Не хочу показаться идиотом, но в последний момент решаю: пофиг. Спрашиваю, кто она такая. Мужик не ржет, а просто называет по списку ее имя. И даже дом-больничку, место ее работы.
Запоминаю, хоть и, конечно, не собираюсь туда идти. Я ненавижу дом-больнички, вы помните.
И у меня задание.
Сейчас я должен прочесть его досье. Долгое, тягомотное занятие; хорошо, что я в спецохранном времени. Торчать на улице глупо, захожу в ближайший дом-стол, хотя жрать пока не хочется. В дом-саду нам рассказывали, будто бывают дом-читалки; не знаю, никогда не видел. Садовую бабу, которая показывала нам буквы, мы ненавидели сильнее, чем ту приходящую госпитальную девку с уколами в задницу и в руку — потому что против мгновенных, та-та-та-та, уколов ничего нельзя было предпринять, а с буквами получалось как-то бороться: переворачивать распечатки вверх ногами, или водить пальцем по строчкам, не всматриваясь, или рисовать на них члены с крылышками, или делать самолетики. Нет, я умею читать. Просто с детства ненавижу.

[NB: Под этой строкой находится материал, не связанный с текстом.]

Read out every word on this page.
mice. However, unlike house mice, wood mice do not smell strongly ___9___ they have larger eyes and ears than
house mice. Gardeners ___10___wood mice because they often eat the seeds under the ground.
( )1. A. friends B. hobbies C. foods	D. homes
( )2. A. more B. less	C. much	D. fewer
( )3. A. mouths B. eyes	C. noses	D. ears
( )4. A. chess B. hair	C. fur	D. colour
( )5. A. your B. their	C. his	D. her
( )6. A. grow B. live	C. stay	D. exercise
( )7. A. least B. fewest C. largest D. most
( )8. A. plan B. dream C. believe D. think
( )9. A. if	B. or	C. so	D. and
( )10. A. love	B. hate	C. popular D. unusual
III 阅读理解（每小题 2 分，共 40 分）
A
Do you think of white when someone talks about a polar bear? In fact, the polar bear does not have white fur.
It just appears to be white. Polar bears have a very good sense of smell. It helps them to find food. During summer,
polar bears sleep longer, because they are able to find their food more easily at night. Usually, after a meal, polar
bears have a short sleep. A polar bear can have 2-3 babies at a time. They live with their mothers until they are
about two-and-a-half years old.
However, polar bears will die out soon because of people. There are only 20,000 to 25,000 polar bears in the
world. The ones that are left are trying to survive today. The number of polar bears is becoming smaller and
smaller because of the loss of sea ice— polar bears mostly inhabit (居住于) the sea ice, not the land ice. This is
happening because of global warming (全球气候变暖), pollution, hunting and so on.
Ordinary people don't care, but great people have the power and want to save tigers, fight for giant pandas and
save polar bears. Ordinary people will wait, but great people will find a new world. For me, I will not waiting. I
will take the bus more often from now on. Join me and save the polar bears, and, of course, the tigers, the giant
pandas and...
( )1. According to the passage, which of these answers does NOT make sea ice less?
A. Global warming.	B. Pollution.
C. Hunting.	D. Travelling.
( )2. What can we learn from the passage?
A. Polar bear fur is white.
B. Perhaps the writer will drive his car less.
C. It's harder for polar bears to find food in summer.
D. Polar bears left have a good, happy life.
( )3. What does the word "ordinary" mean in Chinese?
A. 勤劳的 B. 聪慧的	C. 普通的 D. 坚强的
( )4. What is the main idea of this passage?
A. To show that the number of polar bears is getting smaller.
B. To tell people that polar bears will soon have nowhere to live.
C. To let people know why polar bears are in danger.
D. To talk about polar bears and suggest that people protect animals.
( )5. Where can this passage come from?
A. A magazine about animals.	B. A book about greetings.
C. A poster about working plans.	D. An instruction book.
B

Дом-стол набит коммуналами, негде присесть, они жрут круглосуточно, что им еще делать, когда они не дрыхнут, как не трахаться или жрать? Расчищаю место и сразу понимаю, что пожрать — самое время. Сдвигаю распечатки в сторону, половина соскальзывает со стола и планирует вниз широким веером, я едва успеваю собрать их все на лету. Непременно понаделаю из них потом самолетиков, из этих кретинских бумажек. Штук пять или шесть, а остальными подотрусь.
Запихиваю в рот кусок батона с химическим паштетом. Вкусно.
И вдруг звонит мобила.
— Молния, — нажимая на кнопку ответа, успеваю все прожевать и проглотить. — Слушаю.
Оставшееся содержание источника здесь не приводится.